Though better gun regulation may reduce urban violence, however, it cannot address the long-running historical trends of which the current spate of shootings, largely in communities of color, is a symptom.
In Chicago, the flow of guns illustrates part of the connection between unaddressed disparities and the violence that plagues cities. A Chicago Police Department study of guns used in crimes between 2001 and 2012 found, as expected, that neighboring Illinois municipalities and Indiana accounted for a large proportion of recovered guns. The state from which the third-highest number of guns originated, however, was Mississippi, especially the Delta counties of the West. As a New York Times report on the Chicago Police study points out, “during the migration of [African-American] families from the South in the 1940s and 1970s, Chicago was a top destination…”
The prevalence of these historic ties is of more than just academic interest; it also points to the key role that dislocating historical processes have played in creating the conditions for today’s urban violence. An Economist article on the vast racial disparities in the United States put the issue thusly:
“Most of the black Americans who are now struggling are the left-behinds of two great internal migrations. The first, from south to north in the early 20th century, left behind people in the Mississippi Delta, which is now the poorest bit of the country. More recently a second migration has been going on, from northern cities to southern ones…this smaller exodus has left people behind in highly segregated bits of northern cities…”
In short, the poorest parts of the South are one source for the guns used in the violent crimes rocking some of the poorest parts of the North. And public policy has yet to redress the legacies of racial discrimination and violence that produced these current inequities and fuel violence.

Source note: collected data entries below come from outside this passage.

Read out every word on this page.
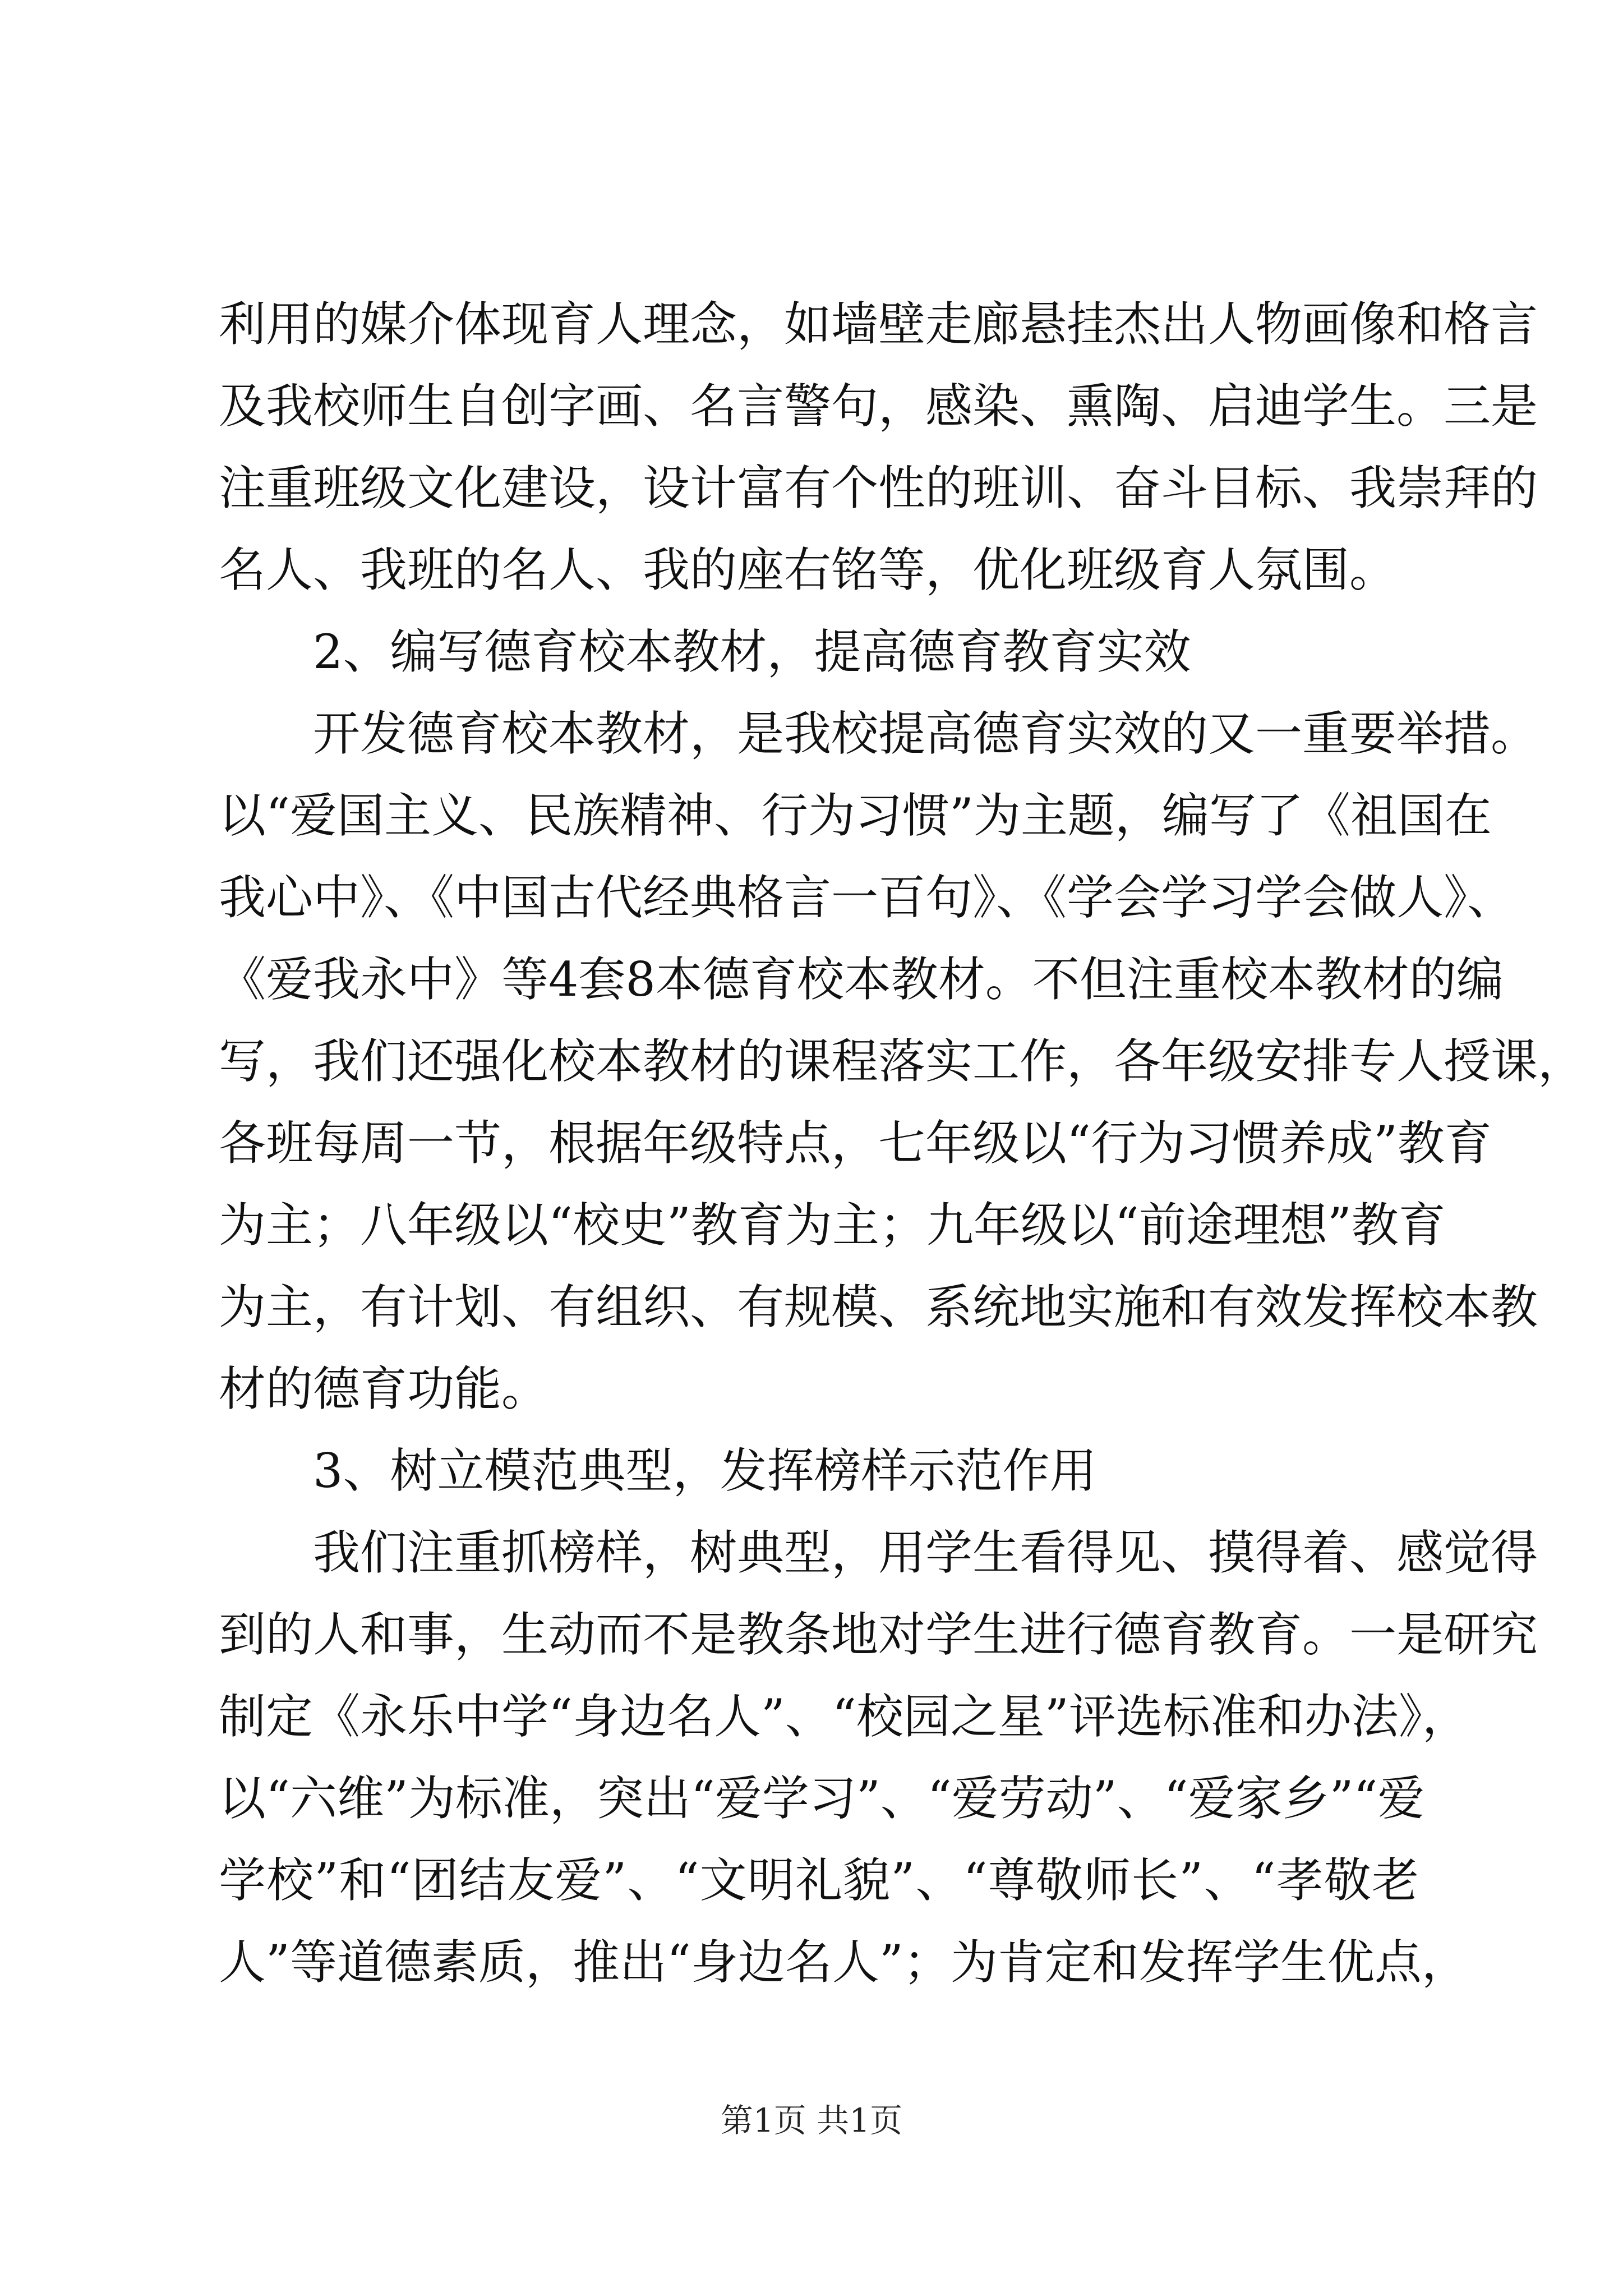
利用的媒介体现育人理念，如墙壁走廊悬挂杰出人物画像和格言
及我校师生自创字画、名言警句，感染、熏陶、启迪学生。三是
注重班级文化建设，设计富有个性的班训、奋斗目标、我崇拜的
名人、我班的名人、我的座右铭等，优化班级育人氛围。
2、编写德育校本教材，提高德育教育实效
开发德育校本教材，是我校提高德育实效的又一重要举措。
以“爱国主义、民族精神、行为习惯”为主题，编写了《祖国在
我心中》、《中国古代经典格言一百句》、《学会学习学会做人》、
《爱我永中》等4套8本德育校本教材。不但注重校本教材的编
写，我们还强化校本教材的课程落实工作，各年级安排专人授课，
各班每周一节，根据年级特点，七年级以“行为习惯养成”教育
为主；八年级以“校史”教育为主；九年级以“前途理想”教育
为主，有计划、有组织、有规模、系统地实施和有效发挥校本教
材的德育功能。
3、树立模范典型，发挥榜样示范作用
我们注重抓榜样，树典型，用学生看得见、摸得着、感觉得
到的人和事，生动而不是教条地对学生进行德育教育。一是研究
制定《永乐中学“身边名人”、“校园之星”评选标准和办法》，
以“六维”为标准，突出“爱学习”、“爱劳动”、“爱家乡”“爱
学校”和“团结友爱”、“文明礼貌”、“尊敬师长”、“孝敬老
人”等道德素质，推出“身边名人”；为肯定和发挥学生优点，
第1页 共1页
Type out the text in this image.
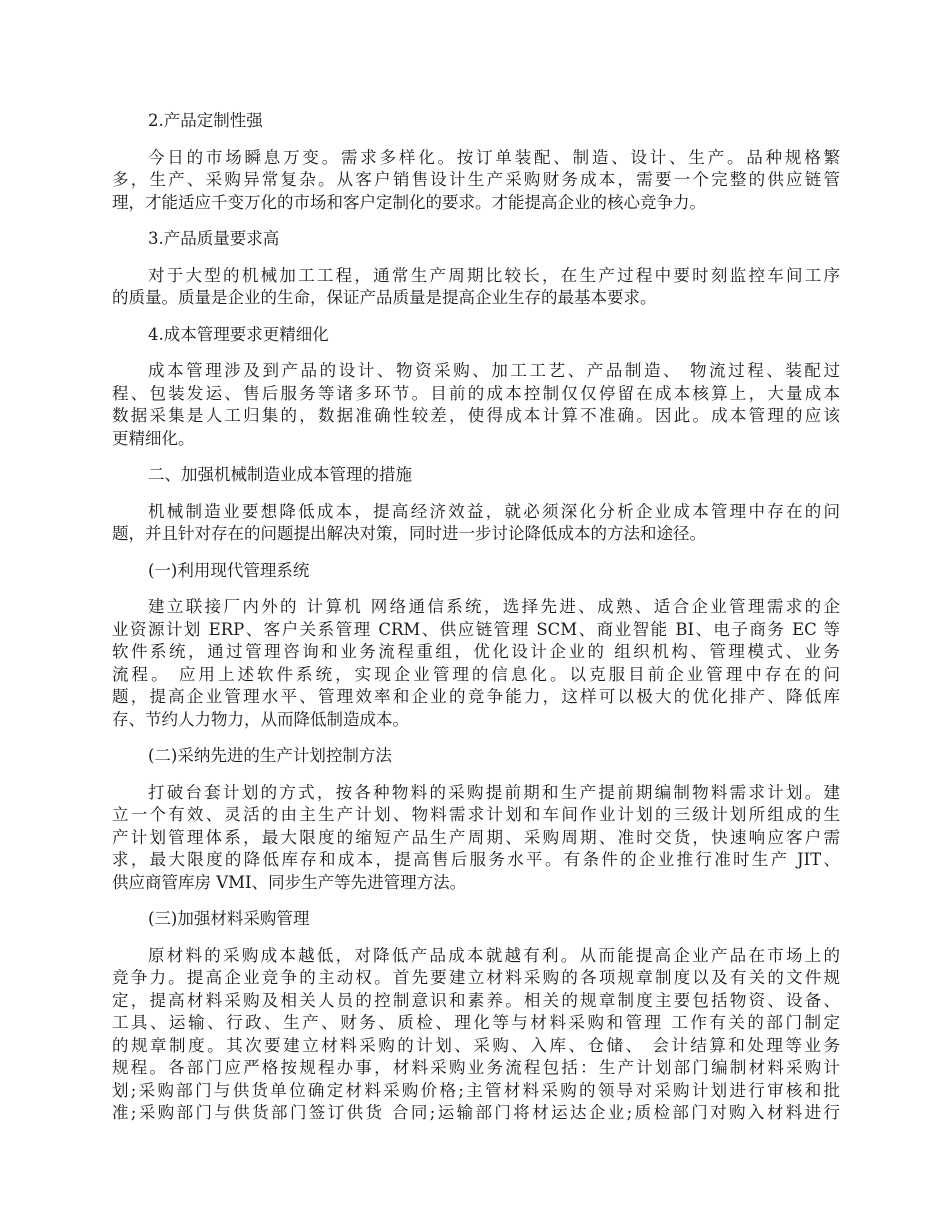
2.产品定制性强
今日的市场瞬息万变。需求多样化。按订单装配、制造、设计、生产。品种规格繁
多，生产、采购异常复杂。从客户销售设计生产采购财务成本，需要一个完整的供应链管
理，才能适应千变万化的市场和客户定制化的要求。才能提高企业的核心竞争力。
3.产品质量要求高
对于大型的机械加工工程，通常生产周期比较长，在生产过程中要时刻监控车间工序
的质量。质量是企业的生命，保证产品质量是提高企业生存的最基本要求。
4.成本管理要求更精细化
成本管理涉及到产品的设计、物资采购、加工工艺、产品制造、 物流过程、装配过
程、包装发运、售后服务等诸多环节。目前的成本控制仅仅停留在成本核算上，大量成本
数据采集是人工归集的，数据准确性较差，使得成本计算不准确。因此。成本管理的应该
更精细化。
二、加强机械制造业成本管理的措施
机械制造业要想降低成本，提高经济效益，就必须深化分析企业成本管理中存在的问
题，并且针对存在的问题提出解决对策，同时进一步讨论降低成本的方法和途径。
(一)利用现代管理系统
建立联接厂内外的 计算机 网络通信系统，选择先进、成熟、适合企业管理需求的企
业资源计划 ERP、客户关系管理 CRM、供应链管理 SCM、商业智能 BI、电子商务 EC 等
软件系统，通过管理咨询和业务流程重组，优化设计企业的 组织机构、管理模式、业务
流程。 应用上述软件系统，实现企业管理的信息化。以克服目前企业管理中存在的问
题，提高企业管理水平、管理效率和企业的竞争能力，这样可以极大的优化排产、降低库
存、节约人力物力，从而降低制造成本。
(二)采纳先进的生产计划控制方法
打破台套计划的方式，按各种物料的采购提前期和生产提前期编制物料需求计划。建
立一个有效、灵活的由主生产计划、物料需求计划和车间作业计划的三级计划所组成的生
产计划管理体系，最大限度的缩短产品生产周期、采购周期、准时交货，快速响应客户需
求，最大限度的降低库存和成本，提高售后服务水平。有条件的企业推行准时生产 JIT、
供应商管库房 VMI、同步生产等先进管理方法。
(三)加强材料采购管理
原材料的采购成本越低，对降低产品成本就越有利。从而能提高企业产品在市场上的
竞争力。提高企业竞争的主动权。首先要建立材料采购的各项规章制度以及有关的文件规
定，提高材料采购及相关人员的控制意识和素养。相关的规章制度主要包括物资、设备、
工具、运输、行政、生产、财务、质检、理化等与材料采购和管理 工作有关的部门制定
的规章制度。其次要建立材料采购的计划、采购、入库、仓储、 会计结算和处理等业务
规程。各部门应严格按规程办事，材料采购业务流程包括：生产计划部门编制材料采购计
划;采购部门与供货单位确定材料采购价格;主管材料采购的领导对采购计划进行审核和批
准;采购部门与供货部门签订供货 合同;运输部门将材运达企业;质检部门对购入材料进行
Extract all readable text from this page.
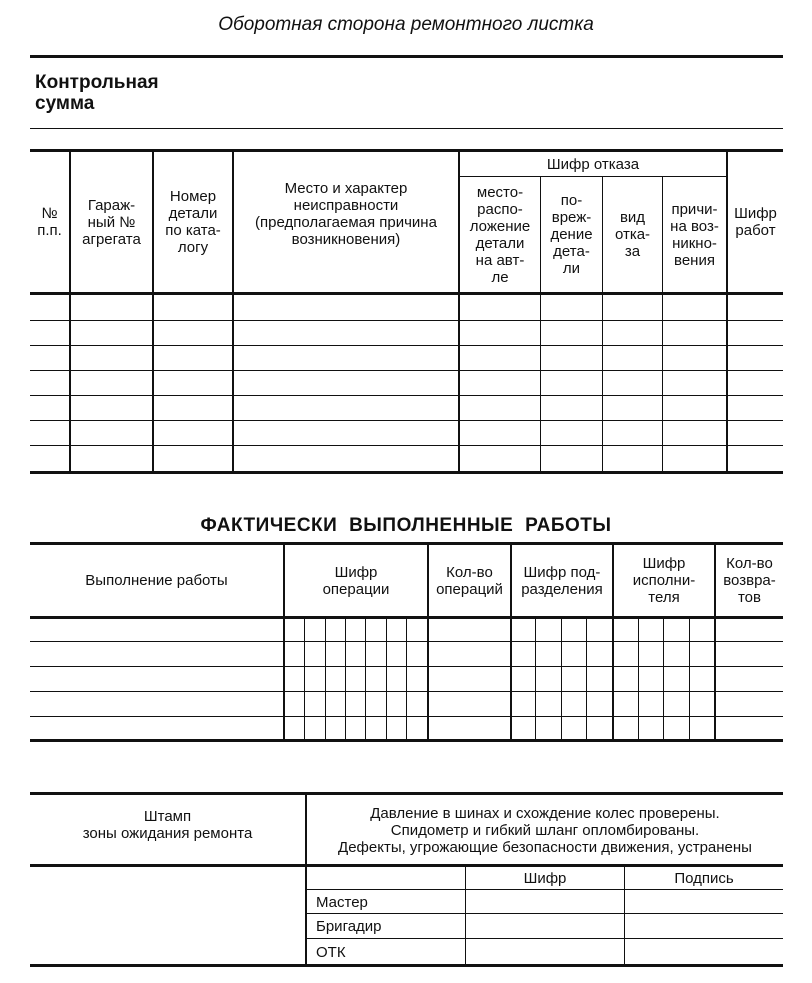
Оборотная сторона ремонтного листка
Контрольная
сумма
№
п.п.
Гараж-
ный №
агрегата
Номер
детали
по ката-
логу
Место и характер
неисправности
(предполагаемая причина
возникновения)
Шифр отказа
место-
распо-
ложение
детали
на авт-
ле
по-
вреж-
дение
дета-
ли
вид
отка-
за
причи-
на воз-
никно-
вения
Шифр
работ
ФАКТИЧЕСКИ ВЫПОЛНЕННЫЕ РАБОТЫ
Выполнение работы	Шифр
операции
Кол-во
операций
Шифр под-
разделения
Шифр
исполни-
теля
Кол-во
возвра-
тов
Штамп
зоны ожидания ремонта
Давление в шинах и схождение колес проверены.
Спидометр и гибкий шланг опломбированы.
Дефекты, угрожающие безопасности движения, устранены
Шифр	Подпись
Мастер
Бригадир
ОТК
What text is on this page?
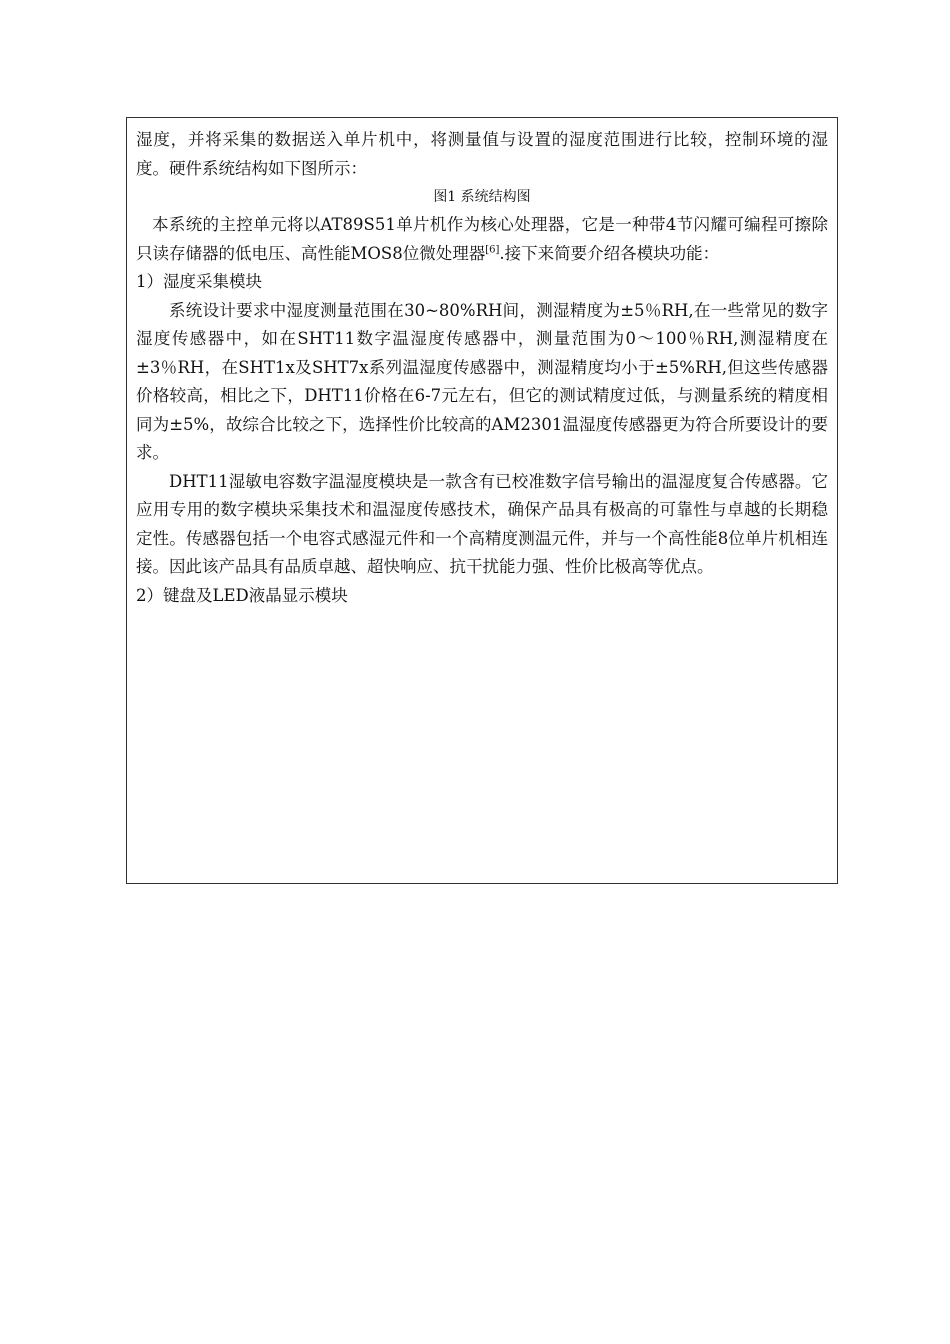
湿度，并将采集的数据送入单片机中，将测量值与设置的湿度范围进行比较，控制环境的湿度。硬件系统结构如下图所示：

图1 系统结构图

本系统的主控单元将以AT89S51单片机作为核心处理器，它是一种带4节闪耀可编程可擦除只读存储器的低电压、高性能MOS8位微处理器[6].接下来简要介绍各模块功能：

1）湿度采集模块

系统设计要求中湿度测量范围在30~80%RH间，测湿精度为±5％RH,在一些常见的数字湿度传感器中，如在SHT11数字温湿度传感器中，测量范围为0～100％RH,测湿精度在±3％RH，在SHT1x及SHT7x系列温湿度传感器中，测湿精度均小于±5%RH,但这些传感器价格较高，相比之下，DHT11价格在6-7元左右，但它的测试精度过低，与测量系统的精度相同为±5%，故综合比较之下，选择性价比较高的AM2301温湿度传感器更为符合所要设计的要求。

DHT11湿敏电容数字温湿度模块是一款含有已校准数字信号输出的温湿度复合传感器。它应用专用的数字模块采集技术和温湿度传感技术，确保产品具有极高的可靠性与卓越的长期稳定性。传感器包括一个电容式感湿元件和一个高精度测温元件，并与一个高性能8位单片机相连接。因此该产品具有品质卓越、超快响应、抗干扰能力强、性价比极高等优点。

2）键盘及LED液晶显示模块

Indeed, to “highly segregated” the author might have added the “highly policed.” A last link in the chain connecting contemporary urban gun violence with America’s racial past is the War on Drugs and the phenomenon of mass incarceration that accompanied it, both of which have taken men out of communities and helped stoke violent conditions in inner-city neighborhoods.
As the colder months give cities a slight respite from gun violence, policymakers have much to ponder. Effective gun control will require new strategies around the country. But more fundamentally, America needs integrated economic, legal, and social solutions to the deep-seated racial disparities that are at the root of urban violence around the country.
Nelson L. Barrette '17, a Crimson editorial executive, is a history concentrator in Winthrop House. His column appears on alternate Fridays.